イサクの燔祭
あるとき神は、アブラハムの信仰を試すために言いました。
「あなたの愛するひとり子イサクを燔祭(はんさい)として捧げなさい」。 燔祭とは羊などを殺し、祭壇で焼いて神に捧げる儀式です。
アブラハムはイサクに薪を背負わせ、刃物を持って神から指示された場所へ急ぎます。 何も知らないイサクが尋ねます。
「お父さん、犠牲にする子羊はどこにあるの」
アブラハムは「神様が用意して下さる」と答えます。
現場に着くと、アブラハムは祭壇を築き、薪を並べ、イサクを縛ってその上に乗せました。 彼がまさに我が子を刃(やいば)にかけようとしたとき、天から声がありました。
「あなたは、あなたの愛するひとり子さえ惜しまないので、神を恐れるものであることがよく分かった」
アブラハムが目を上げて見ると、お後ろに、角を藪(やぶ)に掛けている一頭の雄羊がいました。彼は我が子の代わりに燔祭として捧げた。
創世記22章にでてくる記述を予約すると以上のようになります。
この物語は、「神は人類を救うため、ひとり子イエスを犠牲にされた」という新約聖書のテーマとイメージが重なるため、昔から多くのキリスト教美術題材にされてきました。
物語の背後にひそむ史実と伝承
この物語は「E文書」に属しています。北のイスラエル王国では、神をエロヒームElohimと呼んでいました。神はEL(エル)、その複数形が、Elohim(エロヒーム)。

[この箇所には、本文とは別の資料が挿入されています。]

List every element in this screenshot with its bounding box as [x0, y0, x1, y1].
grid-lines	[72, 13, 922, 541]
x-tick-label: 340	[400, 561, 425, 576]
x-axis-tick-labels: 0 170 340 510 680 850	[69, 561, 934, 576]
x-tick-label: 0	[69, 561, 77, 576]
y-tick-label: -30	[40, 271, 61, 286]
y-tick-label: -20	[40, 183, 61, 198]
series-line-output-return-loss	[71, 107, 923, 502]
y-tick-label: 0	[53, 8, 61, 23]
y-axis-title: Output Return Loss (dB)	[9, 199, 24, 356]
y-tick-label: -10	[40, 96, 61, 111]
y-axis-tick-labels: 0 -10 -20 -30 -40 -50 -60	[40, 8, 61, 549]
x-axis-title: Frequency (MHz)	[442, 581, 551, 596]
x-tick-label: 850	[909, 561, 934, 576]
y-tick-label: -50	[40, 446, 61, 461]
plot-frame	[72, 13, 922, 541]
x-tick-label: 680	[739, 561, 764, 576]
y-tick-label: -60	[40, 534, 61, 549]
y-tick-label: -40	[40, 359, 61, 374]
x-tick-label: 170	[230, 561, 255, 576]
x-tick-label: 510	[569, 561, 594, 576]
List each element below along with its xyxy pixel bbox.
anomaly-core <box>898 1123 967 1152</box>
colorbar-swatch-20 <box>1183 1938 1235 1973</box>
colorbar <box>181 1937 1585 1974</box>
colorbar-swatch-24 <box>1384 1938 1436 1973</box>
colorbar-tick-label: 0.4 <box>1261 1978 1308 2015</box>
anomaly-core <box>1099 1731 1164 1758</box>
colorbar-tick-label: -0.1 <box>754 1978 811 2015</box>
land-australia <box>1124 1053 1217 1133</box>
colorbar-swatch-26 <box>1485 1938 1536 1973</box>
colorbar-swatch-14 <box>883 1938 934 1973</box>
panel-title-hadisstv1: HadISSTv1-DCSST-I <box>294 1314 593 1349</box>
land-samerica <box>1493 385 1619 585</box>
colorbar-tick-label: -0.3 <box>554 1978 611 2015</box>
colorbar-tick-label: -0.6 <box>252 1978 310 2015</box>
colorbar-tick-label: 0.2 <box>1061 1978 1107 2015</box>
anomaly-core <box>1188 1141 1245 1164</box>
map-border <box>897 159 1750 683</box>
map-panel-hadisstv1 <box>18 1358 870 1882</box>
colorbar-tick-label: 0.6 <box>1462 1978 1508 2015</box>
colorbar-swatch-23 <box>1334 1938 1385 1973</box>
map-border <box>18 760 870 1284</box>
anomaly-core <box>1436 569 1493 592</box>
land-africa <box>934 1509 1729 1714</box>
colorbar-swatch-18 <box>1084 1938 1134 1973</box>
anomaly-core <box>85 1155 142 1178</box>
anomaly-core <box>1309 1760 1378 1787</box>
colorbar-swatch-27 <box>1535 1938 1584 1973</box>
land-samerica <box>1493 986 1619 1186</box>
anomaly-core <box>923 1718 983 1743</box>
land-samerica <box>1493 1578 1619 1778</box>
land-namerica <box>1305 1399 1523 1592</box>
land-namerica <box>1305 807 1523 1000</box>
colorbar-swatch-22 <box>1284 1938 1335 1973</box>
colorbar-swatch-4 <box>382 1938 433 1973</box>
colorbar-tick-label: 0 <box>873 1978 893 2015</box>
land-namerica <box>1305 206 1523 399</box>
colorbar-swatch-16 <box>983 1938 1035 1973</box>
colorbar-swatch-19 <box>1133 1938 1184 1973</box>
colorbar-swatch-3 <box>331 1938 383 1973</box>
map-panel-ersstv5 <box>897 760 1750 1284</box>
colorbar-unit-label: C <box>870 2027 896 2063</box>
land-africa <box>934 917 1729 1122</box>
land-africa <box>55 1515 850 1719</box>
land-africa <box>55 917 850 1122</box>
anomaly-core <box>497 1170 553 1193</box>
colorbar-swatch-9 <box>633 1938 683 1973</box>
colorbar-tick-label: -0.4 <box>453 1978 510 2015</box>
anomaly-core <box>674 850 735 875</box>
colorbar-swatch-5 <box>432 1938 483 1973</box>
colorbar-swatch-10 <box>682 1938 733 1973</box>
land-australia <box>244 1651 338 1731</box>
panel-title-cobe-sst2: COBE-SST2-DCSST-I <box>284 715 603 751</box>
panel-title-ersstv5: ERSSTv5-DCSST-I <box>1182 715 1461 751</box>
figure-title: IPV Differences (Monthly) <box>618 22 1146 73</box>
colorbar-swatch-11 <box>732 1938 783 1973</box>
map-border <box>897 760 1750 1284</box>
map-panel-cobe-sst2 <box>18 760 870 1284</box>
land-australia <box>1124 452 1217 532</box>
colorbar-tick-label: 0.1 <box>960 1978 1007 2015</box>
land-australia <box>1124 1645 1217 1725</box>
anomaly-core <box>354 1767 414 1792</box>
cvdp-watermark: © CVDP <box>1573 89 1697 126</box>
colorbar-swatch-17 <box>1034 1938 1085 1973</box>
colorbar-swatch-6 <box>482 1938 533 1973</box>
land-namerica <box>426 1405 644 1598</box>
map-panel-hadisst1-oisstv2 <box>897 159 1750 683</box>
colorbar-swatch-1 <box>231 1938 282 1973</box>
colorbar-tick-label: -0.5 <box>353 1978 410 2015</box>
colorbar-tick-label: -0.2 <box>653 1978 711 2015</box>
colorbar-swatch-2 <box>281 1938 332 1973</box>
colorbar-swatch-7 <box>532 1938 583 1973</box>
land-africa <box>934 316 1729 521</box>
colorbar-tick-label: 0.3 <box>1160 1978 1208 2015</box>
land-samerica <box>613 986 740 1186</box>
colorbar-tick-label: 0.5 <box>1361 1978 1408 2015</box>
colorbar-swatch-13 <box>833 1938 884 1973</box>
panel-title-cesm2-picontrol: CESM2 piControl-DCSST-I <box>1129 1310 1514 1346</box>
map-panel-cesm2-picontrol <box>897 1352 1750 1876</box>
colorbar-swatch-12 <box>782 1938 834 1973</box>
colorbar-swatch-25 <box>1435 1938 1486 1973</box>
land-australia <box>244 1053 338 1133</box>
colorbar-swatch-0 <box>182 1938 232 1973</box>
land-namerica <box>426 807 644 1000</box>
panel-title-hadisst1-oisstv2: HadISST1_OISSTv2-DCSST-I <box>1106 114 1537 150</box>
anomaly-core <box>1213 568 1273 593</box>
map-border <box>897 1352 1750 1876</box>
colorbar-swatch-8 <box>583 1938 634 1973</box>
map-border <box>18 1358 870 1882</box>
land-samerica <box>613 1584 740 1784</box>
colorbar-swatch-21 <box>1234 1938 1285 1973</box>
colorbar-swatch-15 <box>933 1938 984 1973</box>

そこで、旧約聖書の原資料のうち、北のイスラエル王国に起源を持つものを、現代の学者がE文書と名付けました。
イスラエル王国の隣のフェニキアには実際に長男を燔祭として神に捧げる習慣がありました。 その風習がイスラエル王国にも伝わり流行したので、それをやめさせるために「アブラハムとイサクと雄羊」の物語が創作されました。
大英博物館の54号室に、シュメールの「ウルの王墓」から発掘された「角をヤブに掛けている山羊(やぎ)」の像があります。
実際にはテーブルの脚の役目を果たしていたらしいようですが、この像の背景には何か物語があって、それが旧約聖書の物語に、ひとつのインスピレーションを与えたのではないか、という説があります。